Canada’s first railway, the Champlain and Saint Lawrence Railroad, was opened in 1836 and the first of the grand railway hotels, the Windsor Hotel in Montreal opened in 1878. The Windsor was not owned by a railway company, but its location next to Montreal’s main train station made it perfect as the permanent residence of executives of the Canadian Pacific Railway.

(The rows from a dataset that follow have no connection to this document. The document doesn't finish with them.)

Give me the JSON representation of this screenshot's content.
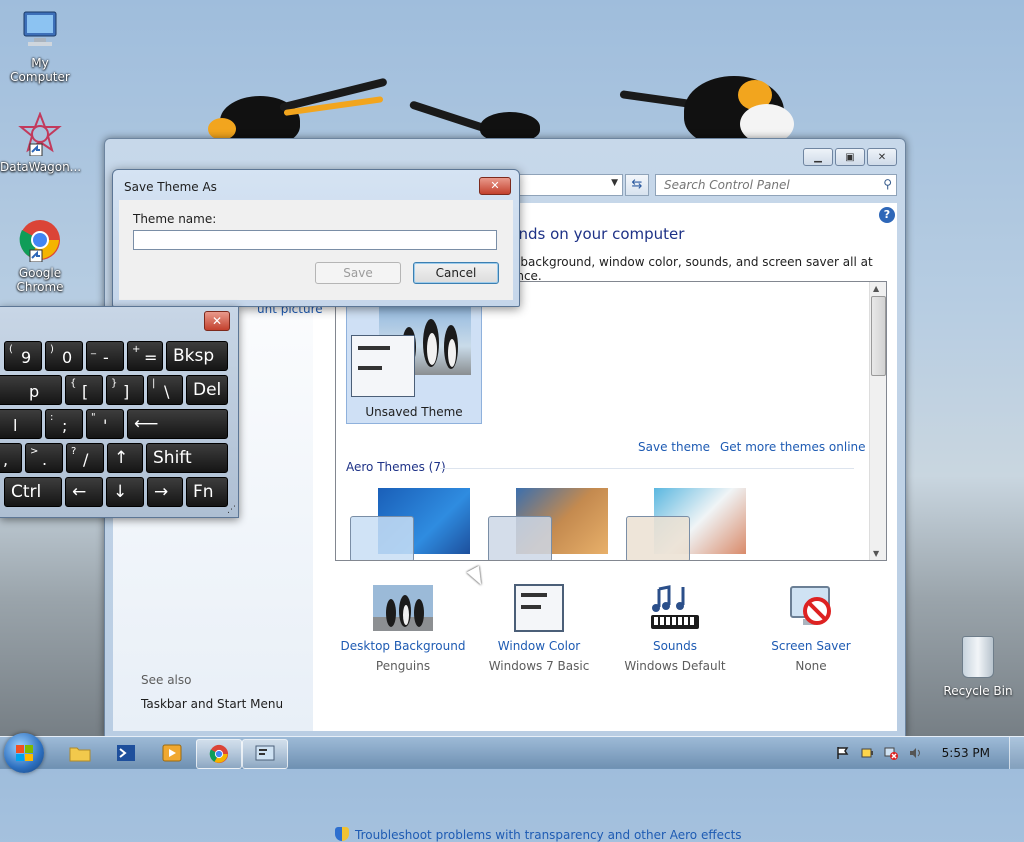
{
  "desktop": {
    "icons": [
      {
        "label": "My Computer"
      },
      {
        "label": "DataWagon..."
      },
      {
        "label": "Google Chrome"
      },
      {
        "label": "Recycle Bin"
      }
    ]
  },
  "control_panel": {
    "search_placeholder": "Search Control Panel",
    "heading": "unds on your computer",
    "description": "p background, window color, sounds, and screen saver all at once.",
    "account_picture_link": "unt picture",
    "see_also": "See also",
    "taskbar_link": "Taskbar and Start Menu",
    "my_themes": {
      "selected_label": "Unsaved Theme",
      "save_theme": "Save theme",
      "get_more": "Get more themes online"
    },
    "aero_themes_header": "Aero Themes (7)",
    "categories": [
      {
        "name": "Desktop Background",
        "value": "Penguins"
      },
      {
        "name": "Window Color",
        "value": "Windows 7 Basic"
      },
      {
        "name": "Sounds",
        "value": "Windows Default"
      },
      {
        "name": "Screen Saver",
        "value": "None"
      }
    ],
    "troubleshoot": "Troubleshoot problems with transparency and other Aero effects"
  },
  "dialog": {
    "title": "Save Theme As",
    "label": "Theme name:",
    "input_value": "",
    "save_label": "Save",
    "cancel_label": "Cancel"
  },
  "keyboard": {
    "rows": [
      [
        {
          "top": "(",
          "main": "9"
        },
        {
          "top": ")",
          "main": "0"
        },
        {
          "top": "_",
          "main": "-"
        },
        {
          "top": "+",
          "main": "="
        },
        {
          "word": "Bksp"
        }
      ],
      [
        {
          "main": "p"
        },
        {
          "top": "{",
          "main": "["
        },
        {
          "top": "}",
          "main": "]"
        },
        {
          "top": "|",
          "main": "\\"
        },
        {
          "word": "Del"
        }
      ],
      [
        {
          "main": "l"
        },
        {
          "top": ":",
          "main": ";"
        },
        {
          "top": "\"",
          "main": "'"
        },
        {
          "word": "⟵"
        }
      ],
      [
        {
          "main": ","
        },
        {
          "top": ">",
          "main": "."
        },
        {
          "top": "?",
          "main": "/"
        },
        {
          "word": "↑"
        },
        {
          "word": "Shift"
        }
      ],
      [
        {
          "word": "Ctrl"
        },
        {
          "word": "←"
        },
        {
          "word": "↓"
        },
        {
          "word": "→"
        },
        {
          "word": "Fn"
        }
      ]
    ]
  },
  "taskbar": {
    "clock": "5:53 PM"
  },
  "colors": {
    "link": "#1e5bb3",
    "heading": "#1e3287",
    "close_red": "#c3412d"
  }
}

In 1885, the completion of a single railway line from coast to coast, the Canadian Pacific Railway, opened up the whole country to tourism and the first of the grand hotels that we know today, the Hotel Vancouver, was opened on May 16, 1888.

Fairmont Hotel Vancouver

The president of the CPR, William Cornelius Van Horne, famously said “If we can’t export the scenery, we’ll import the tourists”; his vision of turreted hotels in the French chateaux/Scottish baronial castle style was epitomised by the opening of the Banff Springs in June, 1898, on a site personally selected by Van Horne.

Over the years, these grand railway hotels have been built – and some rebuilt after demolition or fire – in glorious mountain settings and urban centres and have become true Canadian landmarks.  Many of these luxurious hotels have, to this day, been sought out by celebrities, heads of state and royalty and continue to be popular choices for holidaymakers all over the world.

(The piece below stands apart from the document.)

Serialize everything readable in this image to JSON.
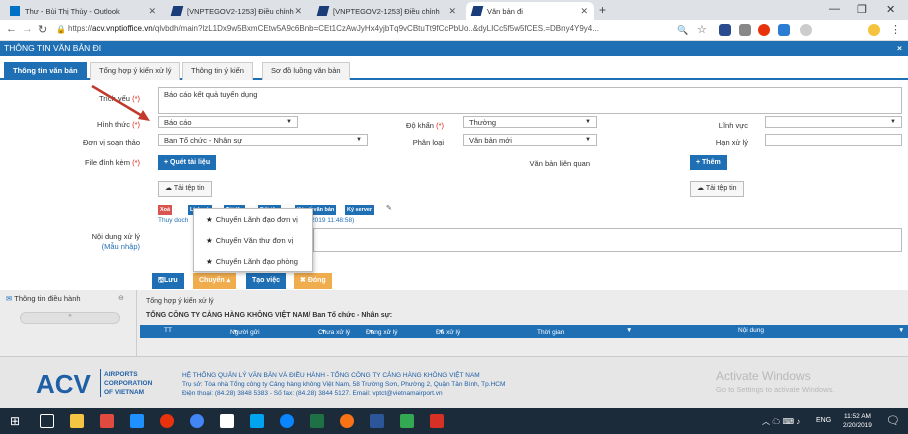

Fairmont Chateau Lake Louise

Originally built in 1911 on the shores of Lake Louise, the wooden Rattenbury Wing of the hotel was destroyed by fire in 1924 and replaced by the current Barrot Wing one year later. The Painter Wing, built in 1913, is the oldest existing portion of the hotel.

Fairmont Chateau Lake Louise

Fairmont Chateau Frontenac

One of the original hotels, opened in 1893, the Chateau Frontenac in Quebec City was designed as a rival to European luxury chateau-style hotels, and its elevated location overlooking the city and the Saint Lawrence River quickly made it an identifiable landmark where notaries such as Winston Churchill and Franklin D Roosevelt have stayed. The hotel has also been designated a UNESCO World Heritage Site.

Fairmont Chateau Frontenac – Quebec City

Fairmont Royal York

The Royal York in Toronto is the largest of the railway hotels and when it was built in 1929, the 28-storey property was the tallest in the British Commonwealth. Each of the 1,000+ rooms had their own private bath, shower and telephone, which was unusual for hotels of that era. The 90th anniversary of the property in 2019 unveiled the new lobby echoing the hotel’s art deco history.

Algonquin Resort, St Andrews-by-the-sea

The original Algonquin Resort opened in 1889 – when the rates were $3 – $5 per day! –  but sadly, much of the original shingle-style building was destroyed in a fire in 1914. The last Canadian Pacific Railroad guest was dropped off at the rebuilt Algonquin in 1958, and since then, the tudor-style hotel has undergone many renovations, the latest in 2014. The hotel’s golf course originally opened in 1894, being redesigned in 2018 by Rod Whitman but still features the oldest clubhouse in Canada.


The outdoor pool at Algonquin Resort

Fairmont Banff Springs

Last but not least, no roundup of the grand railway hotels would be complete without including the Banff Springs, one of Canada’s most distinctive landmark properties. Built in the style of a Scottish baronial castle, the Banff Springs was the jewel in the crown of Canadian Pacific Railroad’s railway hotels and was designated a National Historic Site of Canada 100 years after it first opened. It remains to this day a true Canada icon and a must-visit for visitors to Banff.

View of Fairmont Banff Springs

The grand railway hotels are a big part of Canada’s history, and while train travel is not the primary transportation method it was in the 1900s, the hotels are still sought after by travellers worldwide and each has its own story to tell.